ISLAMABAD: The Regional Conference on South Asian Women Alliance (Sawa) of Community Leaders concluded on Wednesday without a final resolution or charter of demands, which will be issued by the alliance at a later date.
The closing ceremony was attended by acclaimed poet Kishwar Naheed, MNAs Aasiya Nasir and Shazia Pervaiz Malik and Balochistan Assembly Speaker Raheela Durrani, as well as community leaders from the South Asian Association for Regional Cooperation (Saarc) member states.
The moderator of the conference, Salman Asif said the conference has been a consensus building effort on how to deal with the challenges and opportunities identified by the alliance’s participants.
He discussed the priorities and consensus which surfaced during the group work, dialogues and presentations held during the last two days and said the resolutions will based on these thematic areas.
One of the more important areas which surfaced during the last two days, he said, is of knowledge management, in terms of learning, sharing, harbouring and participating.
“We wish to create an osmosis of knowledge rather than a dissemination; we wish to reach out and engage, rather than outreach,” he added.
Mr Asif said advocacy, “based on evidence and awareness raising” is another priority.
“The recommendations reminded us that we need to know what we are demanding; we need to be very deeply cognisant of our demands, both longitudinally and latitudinally.” The next key area, according to Mr Asif, is the Sustainable Development Goals (SDGs).
“While the first two areas are for ensuring our voices are heard, the third recommendation is for our agency, to determine what the goals and targets are for the SDGs. Not only localising the SDGs, but also influencing them. Not just receiving international frameworks for human development, but also enriching them with our wisdom and knowledge,” he said.
He added that the empowerment of grassroots women should be a permanent part of the Saarc agenda, and called for forging alliances with all other marginalised groups.
“Whether they are people living with disabilities, displaced populations, transgenders, gender or sexual minorities – it is Sawa’s constituency to create and nurture safe spaces and an enabling environment for all the work that we are doing.”
Mr Asif also noted the need for community leaders to be included in conflict resolution. “Pre-emption is the key word that we have heard, and in that sense there is a clarion call for capacity building and capacity development.”
Speaking at the closing ceremony, MNA Nasir said: “Today we are living in an era of cooperation. No nation can claim to progress in isolation; a nation will progress if a region will progress, so we want regional cooperation.”

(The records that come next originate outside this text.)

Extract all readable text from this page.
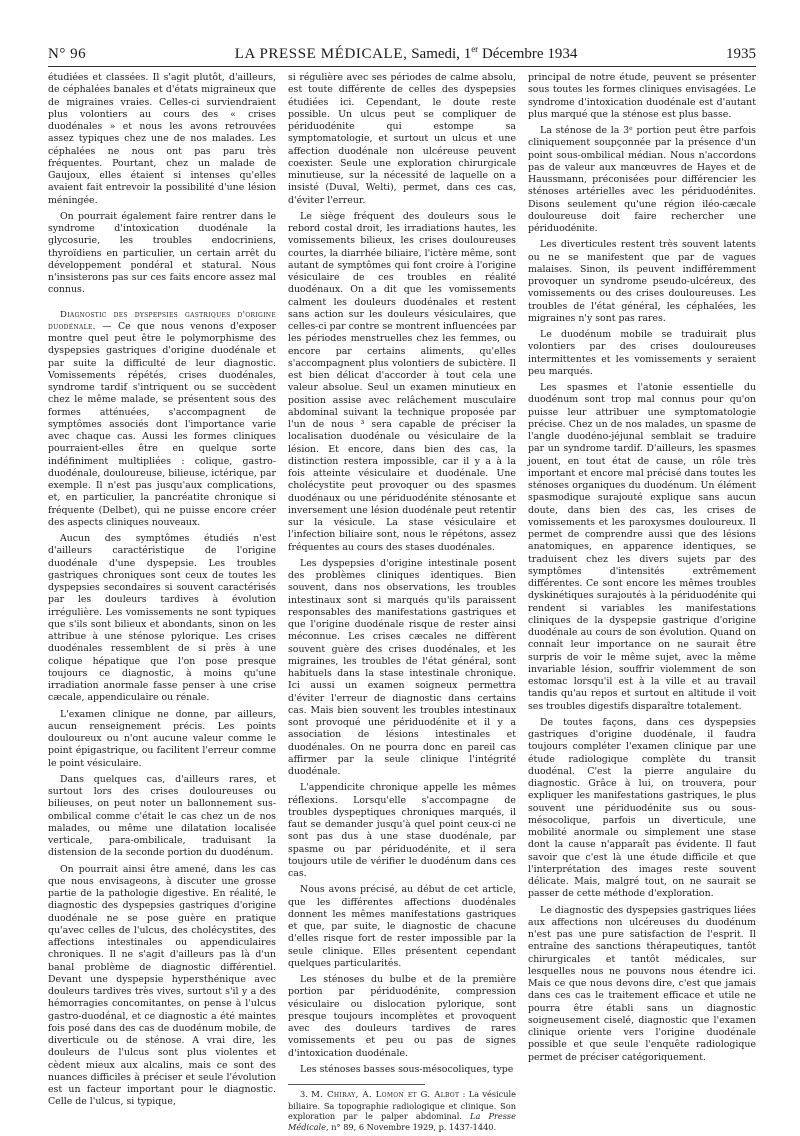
N° 96	LA PRESSE MÉDICALE, Samedi, 1er Décembre 1934	1935

étudiées et classées. Il s'agit plutôt, d'ailleurs, de céphalées banales et d'états migraineux que de migraines vraies. Celles-ci surviendraient plus volontiers au cours des « crises duodénales » et nous les avons retrouvées assez typiques chez une de nos malades. Les céphalées ne nous ont pas paru très fréquentes. Pourtant, chez un malade de Gaujoux, elles étaient si intenses qu'elles avaient fait entrevoir la possibilité d'une lésion méningée.

On pourrait également faire rentrer dans le syndrome d'intoxication duodénale la glycosurie, les troubles endocriniens, thyroïdiens en particulier, un certain arrêt du développement pondéral et statural. Nous n'insisterons pas sur ces faits encore assez mal connus.

Diagnostic des dyspepsies gastriques d'origine duodénale. — Ce que nous venons d'exposer montre quel peut être le polymorphisme des dyspepsies gastriques d'origine duodénale et par suite la difficulté de leur diagnostic. Vomissements répétés, crises duodénales, syndrome tardif s'intriquent ou se succèdent chez le même malade, se présentent sous des formes atténuées, s'accompagnent de symptômes associés dont l'importance varie avec chaque cas. Aussi les formes cliniques pourraient-elles être en quelque sorte indéfiniment multipliées : colique, gastro-duodénale, douloureuse, bilieuse, ictérique, par exemple. Il n'est pas jusqu'aux complications, et, en particulier, la pancréatite chronique si fréquente (Delbet), qui ne puisse encore créer des aspects cliniques nouveaux.

Aucun des symptômes étudiés n'est d'ailleurs caractéristique de l'origine duodénale d'une dyspepsie. Les troubles gastriques chroniques sont ceux de toutes les dyspepsies secondaires si souvent caractérisés par les douleurs tardives à évolution irrégulière. Les vomissements ne sont typiques que s'ils sont bilieux et abondants, sinon on les attribue à une sténose pylorique. Les crises duodénales ressemblent de si près à une colique hépatique que l'on pose presque toujours ce diagnostic, à moins qu'une irradiation anormale fasse penser à une crise cæcale, appendiculaire ou rénale.

L'examen clinique ne donne, par ailleurs, aucun renseignement précis. Les points douloureux ou n'ont aucune valeur comme le point épigastrique, ou facilitent l'erreur comme le point vésiculaire.

Dans quelques cas, d'ailleurs rares, et surtout lors des crises douloureuses ou bilieuses, on peut noter un ballonnement sus-ombilical comme c'était le cas chez un de nos malades, ou même une dilatation localisée verticale, para-ombilicale, traduisant la distension de la seconde portion du duodénum.

On pourrait ainsi être amené, dans les cas que nous envisageons, à discuter une grosse partie de la pathologie digestive. En réalité, le diagnostic des dyspepsies gastriques d'origine duodénale ne se pose guère en pratique qu'avec celles de l'ulcus, des cholécystites, des affections intestinales ou appendiculaires chroniques. Il ne s'agit d'ailleurs pas là d'un banal problème de diagnostic différentiel. Devant une dyspepsie hypersthénique avec douleurs tardives très vives, surtout s'il y a des hémorragies concomitantes, on pense à l'ulcus gastro-duodénal, et ce diagnostic a été maintes fois posé dans des cas de duodénum mobile, de diverticule ou de sténose. A vrai dire, les douleurs de l'ulcus sont plus violentes et cèdent mieux aux alcalins, mais ce sont des nuances difficiles à préciser et seule l'évolution est un facteur important pour le diagnostic. Celle de l'ulcus, si typique,

si régulière avec ses périodes de calme absolu, est toute différente de celles des dyspepsies étudiées ici. Cependant, le doute reste possible. Un ulcus peut se compliquer de périduodénite qui estompe sa symptomatologie, et surtout un ulcus et une affection duodénale non ulcéreuse peuvent coexister. Seule une exploration chirurgicale minutieuse, sur la nécessité de laquelle on a insisté (Duval, Welti), permet, dans ces cas, d'éviter l'erreur.

Le siège fréquent des douleurs sous le rebord costal droit, les irradiations hautes, les vomissements bilieux, les crises douloureuses courtes, la diarrhée biliaire, l'ictère même, sont autant de symptômes qui font croire à l'origine vésiculaire de ces troubles en réalité duodénaux. On a dit que les vomissements calment les douleurs duodénales et restent sans action sur les douleurs vésiculaires, que celles-ci par contre se montrent influencées par les périodes menstruelles chez les femmes, ou encore par certains aliments, qu'elles s'accompagnent plus volontiers de subictère. Il est bien délicat d'accorder à tout cela une valeur absolue. Seul un examen minutieux en position assise avec relâchement musculaire abdominal suivant la technique proposée par l'un de nous ³ sera capable de préciser la localisation duodénale ou vésiculaire de la lésion. Et encore, dans bien des cas, la distinction restera impossible, car il y a à la fois atteinte vésiculaire et duodénale. Une cholécystite peut provoquer ou des spasmes duodénaux ou une périduodénite sténosante et inversement une lésion duodénale peut retentir sur la vésicule. La stase vésiculaire et l'infection biliaire sont, nous le répétons, assez fréquentes au cours des stases duodénales.

Les dyspepsies d'origine intestinale posent des problèmes cliniques identiques. Bien souvent, dans nos observations, les troubles intestinaux sont si marqués qu'ils paraissent responsables des manifestations gastriques et que l'origine duodénale risque de rester ainsi méconnue. Les crises cæcales ne diffèrent souvent guère des crises duodénales, et les migraines, les troubles de l'état général, sont habituels dans la stase intestinale chronique. Ici aussi un examen soigneux permettra d'éviter l'erreur de diagnostic dans certains cas. Mais bien souvent les troubles intestinaux sont provoqué une périduodénite et il y a association de lésions intestinales et duodénales. On ne pourra donc en pareil cas affirmer par la seule clinique l'intégrité duodénale.

L'appendicite chronique appelle les mêmes réflexions. Lorsqu'elle s'accompagne de troubles dyspeptiques chroniques marqués, il faut se demander jusqu'à quel point ceux-ci ne sont pas dus à une stase duodénale, par spasme ou par périduodénite, et il sera toujours utile de vérifier le duodénum dans ces cas.

Nous avons précisé, au début de cet article, que les différentes affections duodénales donnent les mêmes manifestations gastriques et que, par suite, le diagnostic de chacune d'elles risque fort de rester impossible par la seule clinique. Elles présentent cependant quelques particularités.

Les sténoses du bulbe et de la première portion par périduodénite, compression vésiculaire ou dislocation pylorique, sont presque toujours incomplètes et provoquent avec des douleurs tardives de rares vomissements et peu ou pas de signes d'intoxication duodénale.

Les sténoses basses sous-mésocoliques, type

3. M. Chiray, A. Lomon et G. Albot : La vésicule biliaire. Sa topographie radiologique et clinique. Son exploration par le palper abdominal. La Presse Médicale, n° 89, 6 Novembre 1929, p. 1437-1440.

principal de notre étude, peuvent se présenter sous toutes les formes cliniques envisagées. Le syndrome d'intoxication duodénale est d'autant plus marqué que la sténose est plus basse.

La sténose de la 3ᵉ portion peut être parfois cliniquement soupçonnée par la présence d'un point sous-ombilical médian. Nous n'accordons pas de valeur aux manœuvres de Hayes et de Haussmann, préconisées pour différencier les sténoses artérielles avec les périduodénites. Disons seulement qu'une région iléo-cæcale douloureuse doit faire rechercher une périduodénite.

Les diverticules restent très souvent latents ou ne se manifestent que par de vagues malaises. Sinon, ils peuvent indifféremment provoquer un syndrome pseudo-ulcéreux, des vomissements ou des crises douloureuses. Les troubles de l'état général, les céphalées, les migraines n'y sont pas rares.

Le duodénum mobile se traduirait plus volontiers par des crises douloureuses intermittentes et les vomissements y seraient peu marqués.

Les spasmes et l'atonie essentielle du duodénum sont trop mal connus pour qu'on puisse leur attribuer une symptomatologie précise. Chez un de nos malades, un spasme de l'angle duodéno-jéjunal semblait se traduire par un syndrome tardif. D'ailleurs, les spasmes jouent, en tout état de cause, un rôle très important et encore mal précisé dans toutes les sténoses organiques du duodénum. Un élément spasmodique surajouté explique sans aucun doute, dans bien des cas, les crises de vomissements et les paroxysmes douloureux. Il permet de comprendre aussi que des lésions anatomiques, en apparence identiques, se traduisent chez les divers sujets par des symptômes d'intensités extrêmement différentes. Ce sont encore les mêmes troubles dyskinétiques surajoutés à la périduodénite qui rendent si variables les manifestations cliniques de la dyspepsie gastrique d'origine duodénale au cours de son évolution. Quand on connaît leur importance on ne saurait être surpris de voir le même sujet, avec la même invariable lésion, souffrir violemment de son estomac lorsqu'il est à la ville et au travail tandis qu'au repos et surtout en altitude il voit ses troubles digestifs disparaître totalement.

De toutes façons, dans ces dyspepsies gastriques d'origine duodénale, il faudra toujours compléter l'examen clinique par une étude radiologique complète du transit duodénal. C'est la pierre angulaire du diagnostic. Grâce à lui, on trouvera, pour expliquer les manifestations gastriques, le plus souvent une périduodénite sus ou sous-mésocolique, parfois un diverticule, une mobilité anormale ou simplement une stase dont la cause n'apparaît pas évidente. Il faut savoir que c'est là une étude difficile et que l'interprétation des images reste souvent délicate. Mais, malgré tout, on ne saurait se passer de cette méthode d'exploration.

Le diagnostic des dyspepsies gastriques liées aux affections non ulcéreuses du duodénum n'est pas une pure satisfaction de l'esprit. Il entraîne des sanctions thérapeutiques, tantôt chirurgicales et tantôt médicales, sur lesquelles nous ne pouvons nous étendre ici. Mais ce que nous devons dire, c'est que jamais dans ces cas le traitement efficace et utile ne pourra être établi sans un diagnostic soigneusement ciselé, diagnostic que l'examen clinique oriente vers l'origine duodénale possible et que seule l'enquête radiologique permet de préciser catégoriquement.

Referencing Mr Asif’s speech, Ms Nasir said it is her responsibility as a parliamentarian to “take [Sawa’s aspirations] to parliament for legislation”.
She added that the implementation of legislation passed to empower women has been weak, and strong networks and alliances are needed in this regard.
She said she and other parliamentarians will do their best to take the alliance’s final resolutions to parliament and urge the government to take it to the Saarc level.
During her speech, Ms Durrani said: “I hope all of us, in our diverse and distant parts of the world, continue to struggle [for] all the unheard voices.” She praised the government and prime minister for focusing on the empowerment of women and their commitment to achieving and localising the SDGs.
“I hope you have learnt a lot in these two days,” she told the participating community leaders. “And I hope you share what you have learnt with your region, with your people and with each other.”
The ceremony ended with the recitation of Ms Naheed’s Hum Gunahgar Aurtein and its translation.